Why a Separate Process?
We could have built this as a Cassandra plugin that would execute as part of the core process but we decided to build it as a separate process for the following reasons:
- Ability to scale the proxy independently of Cassandra
- Ability to leverage k8s / cloud-native tooling
- Developer agility and to attract contributors—developers can work on the proxy with limited knowledge of Cassandra internals
- Independent release cadence, not tied to the Apache Cassandra project
- Better AWS integration story for stateless apps (i.e., leverage CloudWatch alarm, autoscaling, etc.)
Why Pluggable Persistence?
On quick inspection, DynamoDB’s data model is quite simple. It consists of a hash key, a sort key, and a JSON structure which is referred to as an item. Depending on your goals, the DynamoDB data model can be persisted in Cassandra Query Language (CQL) in different ways.

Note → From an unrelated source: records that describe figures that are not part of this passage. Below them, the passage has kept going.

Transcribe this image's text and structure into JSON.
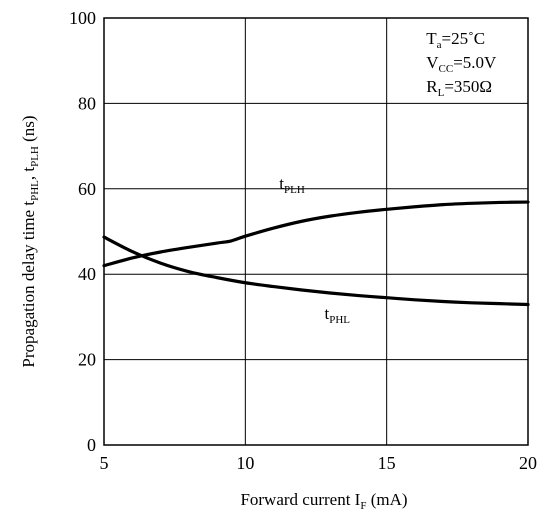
{
  "chart_data": {
    "type": "line",
    "xlabel": {
      "main": "Forward current  I",
      "sub": "F",
      "unit": " (mA)"
    },
    "ylabel": {
      "main": "Propagation delay time t",
      "sub1": "PHL",
      "mid": ", t",
      "sub2": "PLH",
      "unit": " (ns)"
    },
    "xlim": [
      5,
      20
    ],
    "ylim": [
      0,
      100
    ],
    "xticks": [
      5,
      10,
      15,
      20
    ],
    "yticks": [
      0,
      20,
      40,
      60,
      80,
      100
    ],
    "grid": true,
    "annotations": [
      {
        "main": "T",
        "sub": "a",
        "rest": "=25˚C"
      },
      {
        "main": "V",
        "sub": "CC",
        "rest": "=5.0V"
      },
      {
        "main": "R",
        "sub": "L",
        "rest": "=350Ω"
      }
    ],
    "series": [
      {
        "name": "tPLH",
        "label_main": "t",
        "label_sub": "PLH",
        "x": [
          5,
          6,
          7,
          8,
          9,
          9.5,
          10,
          11,
          12,
          13,
          14,
          15,
          16,
          17,
          18,
          19,
          20
        ],
        "y": [
          42,
          43.8,
          45.2,
          46.3,
          47.3,
          47.8,
          48.9,
          50.8,
          52.4,
          53.6,
          54.5,
          55.2,
          55.8,
          56.3,
          56.6,
          56.8,
          56.9
        ]
      },
      {
        "name": "tPHL",
        "label_main": "t",
        "label_sub": "PHL",
        "x": [
          5,
          6,
          7,
          8,
          9,
          10,
          11,
          12,
          13,
          14,
          15,
          16,
          17,
          18,
          19,
          20
        ],
        "y": [
          48.7,
          45.3,
          42.6,
          40.6,
          39.2,
          38.0,
          37.1,
          36.3,
          35.6,
          35.0,
          34.5,
          34.0,
          33.6,
          33.3,
          33.1,
          32.9
        ]
      }
    ]
  }
}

To allow for experimentation and pluggability, we have built the translation layer in a pluggable way that allows for different translators. We continue to build on this scaffolding to test out multiple data models and determine which are best suited for:
- Different workloads
- Different support for consistency / linearization requirements
- Different performance tradeoffs based on SLAs
Going Hybrid
Global tables in DynamoDB are nothing more than multiple regional tables connected by DynamoDB Streams. Developers were “building their own” global tables using DynamoDB Streams for years before global tables existed—they are just syntactic sugar. We can use the same mechanism to replicate to Cassandra via the Dynamo-Cassandra proxy and provide the same level guarantees that global tables provide. As part of the roadmap we are looking into different approaches for streaming data back from Cassandra to DynamoDB, we welcome external collaboration.
Conclusion
If you have any interest in running DynamoDB workloads on Cassandra, take a look at the project. Getting started is easy and spelled out in the readme and DynamoDB sections. Features supported by the proxy are quickly increasing and collaborators are welcome.